Cherreads

Chapter 1 - Prologue: Eternity Was Not Silent

Eternity was never quiet.

It hummed—an endless, perfect resonance woven from creation itself. Stars formed and dissolved within it like thoughts briefly entertained. Time flowed without urgency. Existence obeyed without resistance.

At the center of it all, Gale watched.

He had created worlds with a gesture once. Galaxies with a thought. Life had spilled from him not as effort, but as inevitability. Where he passed, reality aligned itself out of respect.

And yet—

He was alone.

Not isolated. Not abandoned.

Alone in a way only the infinite could be.

His siblings gathered across the Astral Confluence, their thrones forged from concepts mortals could never name. Light refracted into Luxariel's form, radiant and unyielding. Pyrrhos burned with restless impatience. Zephryne drifted, laughter threaded through wind and distance. Others watched in silence—gods of law, decay, tides, memory.

They had always been here.

They would always be here.

That was the problem.

"Creation slows again," Luxariel said, voice echoing across infinity. "You've not forged a realm in centuries."

Gale did not answer immediately. He was watching a mortal world—small, flawed, and achingly brief. A farmer laughed as his child chased wind across a field. A city burned somewhere else. Both moments were equally temporary.

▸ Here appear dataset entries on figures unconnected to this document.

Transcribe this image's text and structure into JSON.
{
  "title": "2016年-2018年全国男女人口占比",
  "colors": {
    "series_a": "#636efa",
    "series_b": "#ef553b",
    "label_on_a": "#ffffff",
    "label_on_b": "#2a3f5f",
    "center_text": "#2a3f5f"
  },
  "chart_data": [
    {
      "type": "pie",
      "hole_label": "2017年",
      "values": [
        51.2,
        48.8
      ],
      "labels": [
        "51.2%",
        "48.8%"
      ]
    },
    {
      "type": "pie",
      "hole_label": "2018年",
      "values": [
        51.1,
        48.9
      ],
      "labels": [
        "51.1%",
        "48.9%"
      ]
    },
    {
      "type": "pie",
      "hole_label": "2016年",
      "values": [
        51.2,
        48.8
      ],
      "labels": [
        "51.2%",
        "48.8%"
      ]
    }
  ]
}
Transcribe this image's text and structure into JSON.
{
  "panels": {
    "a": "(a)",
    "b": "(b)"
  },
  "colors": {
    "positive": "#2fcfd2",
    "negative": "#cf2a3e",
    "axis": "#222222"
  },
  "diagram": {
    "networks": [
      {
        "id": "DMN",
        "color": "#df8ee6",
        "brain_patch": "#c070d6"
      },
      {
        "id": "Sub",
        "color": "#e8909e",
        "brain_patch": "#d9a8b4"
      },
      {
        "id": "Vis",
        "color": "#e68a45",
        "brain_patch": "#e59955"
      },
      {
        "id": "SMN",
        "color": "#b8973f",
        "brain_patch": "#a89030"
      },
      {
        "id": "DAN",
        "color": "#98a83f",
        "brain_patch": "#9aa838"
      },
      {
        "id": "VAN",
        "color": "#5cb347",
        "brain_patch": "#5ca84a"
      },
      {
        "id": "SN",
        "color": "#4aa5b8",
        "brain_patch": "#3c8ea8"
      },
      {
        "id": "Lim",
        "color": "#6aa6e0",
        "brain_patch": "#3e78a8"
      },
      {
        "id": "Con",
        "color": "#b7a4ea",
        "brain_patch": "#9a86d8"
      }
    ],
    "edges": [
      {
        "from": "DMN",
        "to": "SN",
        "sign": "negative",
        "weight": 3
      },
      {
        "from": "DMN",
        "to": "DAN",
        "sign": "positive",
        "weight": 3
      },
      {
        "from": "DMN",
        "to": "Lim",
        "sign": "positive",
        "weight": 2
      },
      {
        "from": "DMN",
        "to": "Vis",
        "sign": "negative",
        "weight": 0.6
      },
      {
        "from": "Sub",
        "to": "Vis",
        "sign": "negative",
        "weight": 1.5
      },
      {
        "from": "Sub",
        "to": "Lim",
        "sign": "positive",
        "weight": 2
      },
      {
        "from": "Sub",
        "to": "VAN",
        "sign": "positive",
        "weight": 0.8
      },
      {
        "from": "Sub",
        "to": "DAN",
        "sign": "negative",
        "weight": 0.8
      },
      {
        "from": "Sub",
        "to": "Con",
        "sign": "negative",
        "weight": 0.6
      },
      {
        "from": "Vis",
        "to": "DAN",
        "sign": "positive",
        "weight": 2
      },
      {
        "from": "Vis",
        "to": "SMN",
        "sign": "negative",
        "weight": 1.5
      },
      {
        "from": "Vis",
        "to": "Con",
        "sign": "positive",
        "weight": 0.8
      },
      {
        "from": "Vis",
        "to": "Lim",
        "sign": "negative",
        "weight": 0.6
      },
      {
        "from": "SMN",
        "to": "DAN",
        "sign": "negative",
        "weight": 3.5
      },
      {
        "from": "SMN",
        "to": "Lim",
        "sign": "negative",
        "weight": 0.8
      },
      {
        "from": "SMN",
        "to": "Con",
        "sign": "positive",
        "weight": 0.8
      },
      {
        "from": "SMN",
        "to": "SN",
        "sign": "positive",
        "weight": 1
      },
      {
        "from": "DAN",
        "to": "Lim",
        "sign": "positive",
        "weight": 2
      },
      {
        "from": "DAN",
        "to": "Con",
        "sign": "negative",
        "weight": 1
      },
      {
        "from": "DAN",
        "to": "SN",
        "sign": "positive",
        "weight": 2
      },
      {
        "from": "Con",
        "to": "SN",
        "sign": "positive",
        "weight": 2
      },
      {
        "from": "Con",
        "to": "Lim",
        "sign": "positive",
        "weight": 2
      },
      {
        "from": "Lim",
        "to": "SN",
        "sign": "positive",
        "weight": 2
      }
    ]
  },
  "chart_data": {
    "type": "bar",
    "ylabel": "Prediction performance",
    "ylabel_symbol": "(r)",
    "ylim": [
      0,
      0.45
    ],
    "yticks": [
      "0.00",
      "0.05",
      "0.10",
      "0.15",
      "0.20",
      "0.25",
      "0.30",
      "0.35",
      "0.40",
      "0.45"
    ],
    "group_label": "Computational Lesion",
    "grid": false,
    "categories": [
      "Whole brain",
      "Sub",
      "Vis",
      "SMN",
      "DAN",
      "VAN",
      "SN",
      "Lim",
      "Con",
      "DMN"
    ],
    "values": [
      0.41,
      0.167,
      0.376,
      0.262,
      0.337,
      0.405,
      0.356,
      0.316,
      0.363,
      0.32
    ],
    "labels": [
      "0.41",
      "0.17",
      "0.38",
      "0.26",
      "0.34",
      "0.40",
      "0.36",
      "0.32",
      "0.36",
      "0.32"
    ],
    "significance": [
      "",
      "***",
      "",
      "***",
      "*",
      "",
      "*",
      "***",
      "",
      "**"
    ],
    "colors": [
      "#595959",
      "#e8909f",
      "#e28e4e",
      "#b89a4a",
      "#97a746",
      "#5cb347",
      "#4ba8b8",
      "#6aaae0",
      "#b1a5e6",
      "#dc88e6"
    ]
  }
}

"Do you ever wonder," Gale said at last, "what it feels like to be necessary?"

Pyrrhos scoffed. "We are always necessary."

"No," Gale replied. "We are inevitable."

The distinction unsettled them.

Zephryne tilted her head. "You're thinking again."

"I'm tired of thinking," Gale said. "I want to live."

Silence fell—true silence this time. Even eternity seemed to pause.

Luxariel's light sharpened. "You speak nonsense."

"I want days that end," Gale continued calmly. "Choices that matter because they cannot be undone. Pain that cannot be erased by will alone."

"You want limitation," a god of order said slowly. "You want death."

Gale smiled—not sadly, but honestly.

"I want meaning."

The Confluence erupted.

"You would abandon us?" Pyrrhos roared.

"You would fracture the balance," Luxariel warned. "Creation cannot simply—"

"I am not abandoning creation," Gale interrupted. "I am trusting it."

He stood.

The act alone sent tremors through existence. Seals formed around him—self-woven, precise, merciless. His authority folded inward, bound so tightly that even he would bleed if he forced it open.

"Do not follow me," Gale said, voice gentle but final. "Do not search."

Zephryne whispered, almost pleading, "You don't know what mortals do to gods who fall."

Gale looked back once.

"I do," he said. "That's why I'm going."

And then—

He stepped out of eternity.

No thunder marked his departure. No prophecy recorded it. The Confluence closed like water over a stone.

But across the realms, unseen by gods and mortals alike, something fundamental shifted.

Eternity blinked.

And somewhere in the world of Malan, a mortal child took his first breath—unaware that the god who had shaped everything had chosen to bleed beside him.